On Feb. 5, 2016, the man’s sister sent a message to Ian on Facebook, warning him that Angela was unfaithful. Because the message was stored in the “filtered” inbox, Ian claims he didn’t read it until that September.

“My brother has been with Angi for a while. Angi has been lying to him about you and telling him that their relationship wasn’t working but wouldn’t be honest about the fact that she was cheating on him with you,” the woman allegedly wrote.

When confronted, Angela allegedly denied dating this male friend. She later said, according to court papers, that she wasn’t happy in the relationship with the man and wanted to see other people but he didn’t agree to it.

In April 2016, Angela had a miscarriage, the petition states. “It is believed that due to timing of the sexual relations between [Ian] and [Angela], the child may have been the offspring of another man,” court papers allege.

Had Ian known that his future wife was in another committed relationship, he would have dumped her immediately, the petition claims.

In early May 2016, Angela allegedly said she was pregnant again. The next month, she presented Ian and both of their families and friends with sonograms showing fraternal twins. The sonogram printouts had Angela Diaz’s name, a doctor’s name, the date of the ultrasound and name of the hospital.

Yet through July and August, even as Angela allegedly showed no physical signs of pregnancy, she complained of cramps, back pain, and nausea, court papers claim. She shopped for baby clothes, furniture, and other items to boot.

Ian said he would later discover, through Google Images, that Angela’s sonograms were fake and that ones appearing identical to hers were sold on Etsy.com for $7.50 apiece. The prank ultrasounds, printed on Kodak photo paper, were customizable with names and other information, court papers say.

When her hubby confronted her, Angela was adamant the sonograms were real. That night, on Sept. 9, Ian gave Angela a lift to an Irvine hotel that her mother reserved and paid for, the petition states.

The next morning, Ian discovered multiple used pregnancy tests, which appeared positive, in two boxes under the bathroom sink. The tests, however, “were noticeably altered by the use of pens that were also in the boxes,” court papers allege.
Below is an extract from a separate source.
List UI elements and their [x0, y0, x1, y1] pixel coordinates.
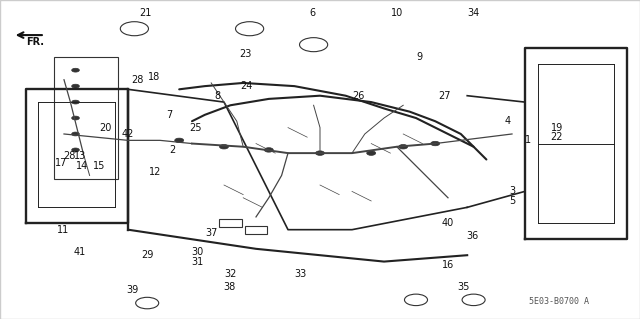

The federal lawman likewise accused Angela of forging her work history. In August 2016, she claimed to start a job as an Orange County court clerk and provided “elaborate stories about events, peoples, and court hearings,” documents say.

Angela asked her husband to cash a paper check from the county because she didn’t have a bank account. Ian says he deposited the check into his account on Sept. 6 and it bounced two days later because the account was closed.

According to Ian Diaz, his former wife admitted that she’d never worked for Orange County and that she used a computer program to design and print a false paystub and paycheck with an account and routing number.

Had Ian Diaz known about “what appears to be lying at the pathological level,” he never would have married her, the petition says.

The preliminary hearing for Angela Diaz is expected to resume Thursday morning, with continued testimony from Detective Cunha.